Debt doesn’t have to be a bad thing. In fact, debt can be a good thing – a valuable investment or a home for your family.
Of course, if mishandled, debt can become a serious burden on your future. But if you understand the difference between good and bad debt, you can take advantage of the opportunities that good debt can provide and avoid the pitfalls that may come with bad debt.
So when should you feel comfortable taking on new debt, and when should you approach new debt with skepticism? Let’s take a look at a few examples of good debt vs. bad debt.
Education: For the 2014 – 2015 academic year, the average total cost of tuition for a 4-year public institution was $8,440. For a 2-year public institution, the average cost was $3,270. That doesn’t include cost of living, books or any other expenses associated with attending school. That’s a lot of money, and for many of us, a loan is the best strategy for handling those costs. And with a college degree, you’ll be better equipped to pay back your loan while also setting yourself up for even greater success in the future.
Small Business Ownership: If you have a great idea and the ambition to start a business, don’t let a lack of funds keep you from reaching for your dreams. A loan could give you the capital and cash flow to get your business off the ground.
Mortgage: Taking out a loan to purchase a home is one of the most common types of good debt. Most of us are unable to pay for a home with cash, and a mortgage allows you to pay for a home over a long period of time. This type of long-term debt can come with relatively low interest rates and manageable monthly payments depending on your financial situation.

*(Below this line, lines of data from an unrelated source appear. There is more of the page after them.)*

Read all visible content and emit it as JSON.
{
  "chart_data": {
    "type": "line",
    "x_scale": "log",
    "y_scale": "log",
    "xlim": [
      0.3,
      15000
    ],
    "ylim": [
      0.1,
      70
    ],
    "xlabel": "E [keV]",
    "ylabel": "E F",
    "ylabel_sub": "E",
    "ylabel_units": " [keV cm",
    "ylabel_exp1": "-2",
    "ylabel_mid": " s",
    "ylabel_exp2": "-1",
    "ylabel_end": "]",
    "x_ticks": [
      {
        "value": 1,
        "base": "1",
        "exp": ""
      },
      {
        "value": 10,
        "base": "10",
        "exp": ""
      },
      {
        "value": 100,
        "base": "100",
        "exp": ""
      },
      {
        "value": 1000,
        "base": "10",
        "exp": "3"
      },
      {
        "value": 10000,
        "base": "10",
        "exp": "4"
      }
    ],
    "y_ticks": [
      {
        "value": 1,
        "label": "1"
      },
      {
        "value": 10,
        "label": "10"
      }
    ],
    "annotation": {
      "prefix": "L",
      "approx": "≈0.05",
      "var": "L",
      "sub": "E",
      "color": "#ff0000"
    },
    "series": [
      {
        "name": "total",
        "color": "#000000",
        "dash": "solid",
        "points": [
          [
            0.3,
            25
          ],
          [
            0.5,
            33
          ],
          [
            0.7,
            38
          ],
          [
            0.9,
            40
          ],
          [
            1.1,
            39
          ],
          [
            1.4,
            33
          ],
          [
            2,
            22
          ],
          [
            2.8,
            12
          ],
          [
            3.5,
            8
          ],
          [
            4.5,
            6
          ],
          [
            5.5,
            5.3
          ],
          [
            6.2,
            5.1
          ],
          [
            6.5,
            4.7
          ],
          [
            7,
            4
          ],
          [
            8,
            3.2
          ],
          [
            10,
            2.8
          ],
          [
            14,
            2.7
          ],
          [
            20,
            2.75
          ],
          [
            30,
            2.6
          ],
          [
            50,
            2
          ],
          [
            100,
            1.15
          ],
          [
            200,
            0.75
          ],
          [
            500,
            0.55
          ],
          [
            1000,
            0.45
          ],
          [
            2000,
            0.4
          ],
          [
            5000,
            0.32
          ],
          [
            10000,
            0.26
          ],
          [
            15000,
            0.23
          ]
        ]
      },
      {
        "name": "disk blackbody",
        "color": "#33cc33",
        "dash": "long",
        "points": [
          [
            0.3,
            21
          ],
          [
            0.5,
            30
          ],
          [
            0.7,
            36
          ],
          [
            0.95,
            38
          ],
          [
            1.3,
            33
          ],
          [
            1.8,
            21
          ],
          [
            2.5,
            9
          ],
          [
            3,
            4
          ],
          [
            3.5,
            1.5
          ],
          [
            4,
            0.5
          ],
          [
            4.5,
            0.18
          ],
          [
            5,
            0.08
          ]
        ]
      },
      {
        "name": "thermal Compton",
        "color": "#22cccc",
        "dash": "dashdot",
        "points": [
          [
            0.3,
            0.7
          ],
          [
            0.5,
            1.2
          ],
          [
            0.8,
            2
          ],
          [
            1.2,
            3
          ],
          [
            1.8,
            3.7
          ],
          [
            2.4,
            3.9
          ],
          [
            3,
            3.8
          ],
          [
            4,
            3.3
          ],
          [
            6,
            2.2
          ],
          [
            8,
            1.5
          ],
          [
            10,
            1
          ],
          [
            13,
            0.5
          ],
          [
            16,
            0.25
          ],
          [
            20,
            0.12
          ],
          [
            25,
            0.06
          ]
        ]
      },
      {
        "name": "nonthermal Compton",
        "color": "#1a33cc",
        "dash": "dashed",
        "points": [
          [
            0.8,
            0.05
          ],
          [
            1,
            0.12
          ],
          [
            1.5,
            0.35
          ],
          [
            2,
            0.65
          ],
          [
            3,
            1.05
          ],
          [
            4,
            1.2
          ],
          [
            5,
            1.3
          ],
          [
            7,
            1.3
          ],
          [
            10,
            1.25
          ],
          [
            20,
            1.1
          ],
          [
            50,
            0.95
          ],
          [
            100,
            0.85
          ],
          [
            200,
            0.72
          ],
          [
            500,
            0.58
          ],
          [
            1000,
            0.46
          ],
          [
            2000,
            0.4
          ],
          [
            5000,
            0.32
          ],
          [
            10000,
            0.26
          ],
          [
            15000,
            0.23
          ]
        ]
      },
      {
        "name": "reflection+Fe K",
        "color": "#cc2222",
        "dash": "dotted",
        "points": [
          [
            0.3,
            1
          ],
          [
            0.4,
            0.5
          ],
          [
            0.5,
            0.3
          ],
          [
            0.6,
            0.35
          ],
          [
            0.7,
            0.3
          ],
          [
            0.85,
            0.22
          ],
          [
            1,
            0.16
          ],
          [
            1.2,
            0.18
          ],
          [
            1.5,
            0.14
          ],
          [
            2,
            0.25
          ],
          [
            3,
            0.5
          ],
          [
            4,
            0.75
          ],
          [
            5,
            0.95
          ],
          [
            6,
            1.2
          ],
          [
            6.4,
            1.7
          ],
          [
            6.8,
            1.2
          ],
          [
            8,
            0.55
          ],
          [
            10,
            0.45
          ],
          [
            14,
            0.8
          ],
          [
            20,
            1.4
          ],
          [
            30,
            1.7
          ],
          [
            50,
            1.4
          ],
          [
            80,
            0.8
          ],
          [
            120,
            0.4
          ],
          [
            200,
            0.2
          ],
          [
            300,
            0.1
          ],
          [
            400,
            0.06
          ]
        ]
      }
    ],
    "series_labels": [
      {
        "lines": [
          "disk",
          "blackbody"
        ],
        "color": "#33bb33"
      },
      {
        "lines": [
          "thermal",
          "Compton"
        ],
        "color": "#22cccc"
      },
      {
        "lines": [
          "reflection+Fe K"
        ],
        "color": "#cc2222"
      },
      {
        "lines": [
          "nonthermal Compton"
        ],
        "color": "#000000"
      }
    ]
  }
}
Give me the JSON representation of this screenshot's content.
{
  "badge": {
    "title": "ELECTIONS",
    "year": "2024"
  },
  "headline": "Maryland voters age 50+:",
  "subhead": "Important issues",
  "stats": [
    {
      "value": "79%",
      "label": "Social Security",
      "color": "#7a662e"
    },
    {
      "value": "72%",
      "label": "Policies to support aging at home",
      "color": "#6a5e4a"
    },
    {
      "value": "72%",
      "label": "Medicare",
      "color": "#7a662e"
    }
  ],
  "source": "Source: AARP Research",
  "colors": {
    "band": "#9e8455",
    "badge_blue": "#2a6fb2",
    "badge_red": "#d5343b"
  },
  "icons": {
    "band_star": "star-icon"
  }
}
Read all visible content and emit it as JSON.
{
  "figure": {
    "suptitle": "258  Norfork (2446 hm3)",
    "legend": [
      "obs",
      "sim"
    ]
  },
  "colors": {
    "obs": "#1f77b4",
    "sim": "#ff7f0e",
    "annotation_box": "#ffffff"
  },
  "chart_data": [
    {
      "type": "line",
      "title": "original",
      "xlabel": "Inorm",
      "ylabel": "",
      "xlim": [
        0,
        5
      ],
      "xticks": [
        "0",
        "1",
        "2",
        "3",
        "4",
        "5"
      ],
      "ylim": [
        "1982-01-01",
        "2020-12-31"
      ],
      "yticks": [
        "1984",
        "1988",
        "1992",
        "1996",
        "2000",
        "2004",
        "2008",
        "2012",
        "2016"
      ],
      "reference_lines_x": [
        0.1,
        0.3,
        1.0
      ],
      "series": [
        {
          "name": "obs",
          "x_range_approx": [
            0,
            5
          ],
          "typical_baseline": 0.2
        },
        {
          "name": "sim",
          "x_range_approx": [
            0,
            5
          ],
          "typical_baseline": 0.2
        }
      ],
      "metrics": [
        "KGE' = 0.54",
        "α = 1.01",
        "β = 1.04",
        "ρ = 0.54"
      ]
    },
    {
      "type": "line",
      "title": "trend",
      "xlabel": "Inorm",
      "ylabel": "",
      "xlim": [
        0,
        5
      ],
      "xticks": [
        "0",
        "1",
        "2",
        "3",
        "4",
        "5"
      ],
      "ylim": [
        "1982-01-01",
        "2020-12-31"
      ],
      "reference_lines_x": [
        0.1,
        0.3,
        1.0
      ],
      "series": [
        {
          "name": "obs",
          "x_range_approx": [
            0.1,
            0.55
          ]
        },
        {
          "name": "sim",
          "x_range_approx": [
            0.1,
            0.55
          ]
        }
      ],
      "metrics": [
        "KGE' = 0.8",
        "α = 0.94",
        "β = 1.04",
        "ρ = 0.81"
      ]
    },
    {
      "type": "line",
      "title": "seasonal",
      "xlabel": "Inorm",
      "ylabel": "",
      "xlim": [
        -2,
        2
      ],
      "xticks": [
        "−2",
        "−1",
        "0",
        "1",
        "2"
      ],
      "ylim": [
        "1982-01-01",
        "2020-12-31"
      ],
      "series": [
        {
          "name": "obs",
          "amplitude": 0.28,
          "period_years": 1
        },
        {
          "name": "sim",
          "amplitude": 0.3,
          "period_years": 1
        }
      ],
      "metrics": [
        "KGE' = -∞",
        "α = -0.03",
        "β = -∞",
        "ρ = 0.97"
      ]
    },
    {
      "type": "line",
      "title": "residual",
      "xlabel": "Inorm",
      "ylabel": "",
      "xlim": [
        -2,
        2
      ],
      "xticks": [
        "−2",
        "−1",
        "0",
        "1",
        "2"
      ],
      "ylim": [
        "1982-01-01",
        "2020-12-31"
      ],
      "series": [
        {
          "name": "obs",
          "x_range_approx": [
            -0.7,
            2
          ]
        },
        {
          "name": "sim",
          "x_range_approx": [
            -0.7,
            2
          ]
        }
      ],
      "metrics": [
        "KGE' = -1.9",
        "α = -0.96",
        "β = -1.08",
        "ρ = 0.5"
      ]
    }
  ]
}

Medical Expenses: There’s nothing more important than you and your family’s health, which, when you look at it that way, makes paying for medical expenses a form of good debt. If you or your family are having health issues, taking on debt, like a loan, to pay for care may be an option.
What is Bad Debt?
Bad debt is made up of loans that will not be repaid, according to the Merriam-Webster dictionary.
Debt.org also points out that debt can be bad when the amount of interest and fees paid exceeds the cost of what you’re purchasing. Bad debt can also include loans from questionable sources, such as payday lenders, which vary greatly from personal loans.
When it comes to using a loan for specific items – like clothes or cars or vacations – it’s really hard to say whether it’s good or bad, because you don’t know that individual person’s circumstances or the reasons behind what they’re buying.
There are always risks associated with taking on debt, but not all types of debt are created equal. Investing in yourself and your future can be an empowering and responsible act, while short-term solutions can keep you swimming upstream.
In any case, being responsible about paying back your debts should help you accomplish your goals in taking out the loan.
Take a look at all of your options, and we’re confident you’ll make the best decision for your financial situation.